First, a full model is fit to examine the main effects of A and B as well as
the interaction effect of A and B. Note that Pearson and Deviance
goodness-of-fit tests cannot be obtained for this model since a full model
containing four parameters is fit, leaving no residual degrees of freedom.
For a binary response model, the goodness-of-fit tests have m-q degrees of
freedom, where m is the number of subpopulations and q is the number of model
parameters. In the preceding model, m=q=4, resulting in zero degrees of
freedom for the tests.
*/

title 'Example 9: Goodness-of-Fit Tests and Subpopulations';

data One;
   do A=0,1;
      do B=0,1;
         do Y=1,2;
            input F @@;
            output;
         end;
      end;
   end;
   datalines;
23 63 31 70 67 100 70 104
;


proc logistic data=One;
   freq F;
   model Y=A B A*B;
run;


/*
Results of the model fit above show that neither the A*B interaction nor the
B main effect is significant.

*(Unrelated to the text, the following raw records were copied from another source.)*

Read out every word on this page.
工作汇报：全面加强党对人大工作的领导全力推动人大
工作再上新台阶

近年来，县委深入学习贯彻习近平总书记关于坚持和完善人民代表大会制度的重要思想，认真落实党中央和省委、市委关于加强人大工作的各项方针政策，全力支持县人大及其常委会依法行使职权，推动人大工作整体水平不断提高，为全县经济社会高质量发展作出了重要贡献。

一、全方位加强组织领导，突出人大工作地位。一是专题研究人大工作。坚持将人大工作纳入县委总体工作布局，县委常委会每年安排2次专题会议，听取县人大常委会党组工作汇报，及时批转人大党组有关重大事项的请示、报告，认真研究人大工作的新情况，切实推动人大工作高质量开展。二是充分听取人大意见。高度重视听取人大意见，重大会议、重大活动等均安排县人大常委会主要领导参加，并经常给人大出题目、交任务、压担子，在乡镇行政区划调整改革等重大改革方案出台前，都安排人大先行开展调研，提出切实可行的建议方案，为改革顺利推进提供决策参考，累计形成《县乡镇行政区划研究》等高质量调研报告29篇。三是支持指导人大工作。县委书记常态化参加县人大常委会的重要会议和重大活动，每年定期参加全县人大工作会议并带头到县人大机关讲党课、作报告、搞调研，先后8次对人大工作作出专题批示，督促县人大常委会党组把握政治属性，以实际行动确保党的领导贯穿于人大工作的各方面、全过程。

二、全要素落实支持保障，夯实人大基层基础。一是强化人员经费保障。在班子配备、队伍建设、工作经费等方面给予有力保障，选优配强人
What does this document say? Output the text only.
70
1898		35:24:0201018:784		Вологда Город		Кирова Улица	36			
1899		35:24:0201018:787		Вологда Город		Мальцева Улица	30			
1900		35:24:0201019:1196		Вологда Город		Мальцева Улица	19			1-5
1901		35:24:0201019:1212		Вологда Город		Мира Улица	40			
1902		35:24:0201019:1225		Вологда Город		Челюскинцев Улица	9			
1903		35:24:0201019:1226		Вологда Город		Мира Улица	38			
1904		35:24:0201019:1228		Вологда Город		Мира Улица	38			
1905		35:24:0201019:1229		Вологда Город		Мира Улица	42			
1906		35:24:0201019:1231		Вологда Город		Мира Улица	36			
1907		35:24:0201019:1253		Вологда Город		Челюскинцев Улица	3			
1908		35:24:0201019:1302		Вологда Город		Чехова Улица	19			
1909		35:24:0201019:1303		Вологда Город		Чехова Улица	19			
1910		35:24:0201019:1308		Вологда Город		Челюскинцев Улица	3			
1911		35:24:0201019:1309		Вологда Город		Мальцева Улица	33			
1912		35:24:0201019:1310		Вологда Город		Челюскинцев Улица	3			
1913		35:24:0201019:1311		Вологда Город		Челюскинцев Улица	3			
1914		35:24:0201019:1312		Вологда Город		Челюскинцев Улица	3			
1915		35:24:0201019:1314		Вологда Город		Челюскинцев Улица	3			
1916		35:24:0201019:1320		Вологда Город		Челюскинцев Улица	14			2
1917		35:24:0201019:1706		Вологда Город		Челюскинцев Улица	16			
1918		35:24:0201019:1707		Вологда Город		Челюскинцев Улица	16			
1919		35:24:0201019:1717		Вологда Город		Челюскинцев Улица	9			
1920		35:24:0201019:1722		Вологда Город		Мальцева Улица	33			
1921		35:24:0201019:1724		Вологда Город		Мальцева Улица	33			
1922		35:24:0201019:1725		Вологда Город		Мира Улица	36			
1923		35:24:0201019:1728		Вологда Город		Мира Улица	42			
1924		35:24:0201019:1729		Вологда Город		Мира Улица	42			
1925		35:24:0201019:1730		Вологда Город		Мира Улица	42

If a reduced model containing only the A effect
is fit, two degrees of freedom become available for testing goodness of fit.
Specifying the SCALE=NONE option requests the Pearson and deviance
statistics.  With single-trial syntax, the AGGREGATE= option is needed to
define the subpopulations in the study.

Specifying AGGREGATE=(A B) creates subpopulations of the four combinations of
levels of A and B. Although the B effect is being dropped from the model, it
is still needed to define the original subpopulations in the study. If
AGGREGATE=(A) were specified, only two subpopulations would be created from
the levels of A, resulting in m=q=2 and zero degrees of freedom for the
tests.
*/

proc logistic data=One;
   freq F;
   model Y=A / scale=none aggregate=(A B);
run;